The pants were about four inches too short on me and Col got stuck with the pink and white sweatshirt and grandma's pants. And we both got some really lovely sandals to wear.
All of this put us in the perfect mood to put up the Christmas tree. We weren't able to lock mom in her closet, so she was there to instruct us *how* to put up a tree -- you know, because we've never done it before ...


And what happened to the poor angel on top of the tree pretty much summed up the day ...

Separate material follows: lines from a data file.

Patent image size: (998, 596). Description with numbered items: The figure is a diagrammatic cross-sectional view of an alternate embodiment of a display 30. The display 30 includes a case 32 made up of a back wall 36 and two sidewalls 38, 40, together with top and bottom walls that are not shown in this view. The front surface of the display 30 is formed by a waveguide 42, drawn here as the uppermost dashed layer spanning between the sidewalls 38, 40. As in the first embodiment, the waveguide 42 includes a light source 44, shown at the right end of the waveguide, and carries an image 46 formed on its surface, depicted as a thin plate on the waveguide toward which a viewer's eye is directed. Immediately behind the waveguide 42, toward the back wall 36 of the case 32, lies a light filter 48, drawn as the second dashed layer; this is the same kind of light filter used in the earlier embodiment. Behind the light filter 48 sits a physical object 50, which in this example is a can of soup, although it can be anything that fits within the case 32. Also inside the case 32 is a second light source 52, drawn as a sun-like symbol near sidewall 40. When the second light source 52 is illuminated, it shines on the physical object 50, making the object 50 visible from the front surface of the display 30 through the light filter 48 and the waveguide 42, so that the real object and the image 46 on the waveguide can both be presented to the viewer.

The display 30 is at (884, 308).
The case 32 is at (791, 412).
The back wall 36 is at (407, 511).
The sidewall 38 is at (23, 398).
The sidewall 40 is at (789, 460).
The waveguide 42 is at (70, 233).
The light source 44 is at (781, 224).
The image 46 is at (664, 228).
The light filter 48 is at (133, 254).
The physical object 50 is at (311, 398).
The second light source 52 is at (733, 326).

I love my family. (And I love that my mom is so computer illiterate that she will never find this blog post.)

4 comments:

Anonymous said...

I love how your cutie pie ice cream cone ornament is smack dab in the middle of the last picture!HA!
And that at least I was sane enough to wear gloves.("Do these latex gloves match the outfit??"Are latex gloves 'in season'?)You, on the other hand, are a madwoman!

Anonymous said...

p.s. You are SO exiled if mom ever gets wind of this blog!!!! I can't even imagine the carnage and horror.....

Anonymous said...

Evil vermin got what they deserved. And even with the fuzzy picture (You made me say that!), I can tell those aren't babies. Those appear to be relatively full-size and nicely bloated in death mice.

Unknown said...

So wait, your mom is at least 4 inches shorter than you? At least the trend is reversing with the generations. Can't say I'm as lucky with my mom being internet-illiterate. As soon as I update my website I get emails like "You said 'crap'. You need to take that out because you could get laid off any day and then your future potential employers will google search you and find your website and see that you use bad words and won't hire hire you." With a follow up of something like, "You spelled November wrong."
Alas....glad when my sister and I have clean mice out of my mom's basement I can force her to do it since she has a kid and a dog! Go Kathleen for setting the standard!